Si entra in punta di piedi, dentro La cerimonia di Oscar De Summa, e se ne esce stremati, confusi. Si consuma un dramma familiare o questa è soltanto la quotidianità delle relazioni in famiglia? Una adolescente si trova immersa nel proprio vuoto e lo dà in pasto a una serie di adulti troppo impegnati a risolvere sé stessi per occuparsi di una vita alla ricerca di senso.
A noi esterni sembra una delle tante, senza particolarità: potrebbe non avere problemi, ha, dalla sua, la bellezza dell’età che in un immaginario di adulti non risolti provano a rappresentarla attraverso la ricerca del sogno e del desiderio originario, mentre lei si fissa sul possesso di un telefono nuovo.
Ognuno racconta sé stesso, cerca nuove esperienze, offre quello che ha a una ragazzina spaventata, annoiata, delusa, che resta vittima di un disturbo alimentare: è anoressica? È bulimica? È incastrata in un tardivo e lacerante complesso edipico?
Il cibo, altro protagonista, entra nel dramma: prova, senza riuscirci, a fissare le norme di una cerimonia. È cibo ricercato, preparato, abbondante, sognato; cibo che unisce e che, forse, è avvelenato. Ma no, non di questo si tratta.
Le parole, il testo incessante di cui i protagonisti sono portatori, le frasi che ci rincorrono proiettate sulla quinta grigia, un ambiente spoglio sapientemente illuminato, con una scelta musicale appropriata, invadente, talvolta didascalica.
A tratti, la scena diventa uno schermo cinematografico e lì si consuma la crisi del padre, dell’autorità, si rimanda alla figura del Padre divino per autoassolversi: non ha forse chiesto ad Abramo di uccidere il figlio? Meglio giocarsela con il giovanilismo, con la ricerca di nuovi piaceri e, data l’incompatibilità di vita con la propria moglie, rimanere affascinato dal proprio sesso, perché no?

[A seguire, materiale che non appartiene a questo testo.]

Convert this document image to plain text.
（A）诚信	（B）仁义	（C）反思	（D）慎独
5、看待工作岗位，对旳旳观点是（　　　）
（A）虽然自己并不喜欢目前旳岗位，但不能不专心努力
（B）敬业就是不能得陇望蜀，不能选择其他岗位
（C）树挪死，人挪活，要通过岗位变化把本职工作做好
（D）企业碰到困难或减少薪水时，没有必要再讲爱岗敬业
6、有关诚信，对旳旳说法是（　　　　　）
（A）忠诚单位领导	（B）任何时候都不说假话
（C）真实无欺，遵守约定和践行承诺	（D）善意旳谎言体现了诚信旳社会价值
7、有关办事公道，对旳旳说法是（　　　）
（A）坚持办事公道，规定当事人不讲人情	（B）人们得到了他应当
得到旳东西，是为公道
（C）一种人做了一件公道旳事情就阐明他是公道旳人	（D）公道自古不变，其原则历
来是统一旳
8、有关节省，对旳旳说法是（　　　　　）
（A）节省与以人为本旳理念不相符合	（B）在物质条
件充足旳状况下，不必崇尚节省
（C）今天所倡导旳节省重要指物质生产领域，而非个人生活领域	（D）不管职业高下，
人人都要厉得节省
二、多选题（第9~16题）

Alla figura materna viene lasciato il ruolo dell’autorità, il ruolo delle regole e della disperazione: non è forse Maria che prendiamo a modello, madre delle madri, colei che per prima non è riuscita a salvare il figlio. Non può riuscirci una donna adulta che rimpiange il tempo in cui le regole erano nette e si doveva solo seguirle, che non comprende sua figlia, oggi, perché è lei stessa a essere rimasta ai propri desideri bambini, ai piaceri infantili. Una donna stanca che posa lo sguardo su ciò che accade, ma non riesce a vedere, a distinguere.
Molto bravi gli attori: intensi, entrano ed escono dalla scena tentando di uscire da sé stessi, alla presa con un testo martellante, a tratti simbolico, che si muove su diversi registri linguistici, dal quotidiano al poetico, che richiede cambi d’umore improvvisi, diverse modalità di approccio, anche quando disegna un creativo zio che si mostra libero dai legami, capace ancora di disegnare progetti di riscatto e di raccontarle favole zen.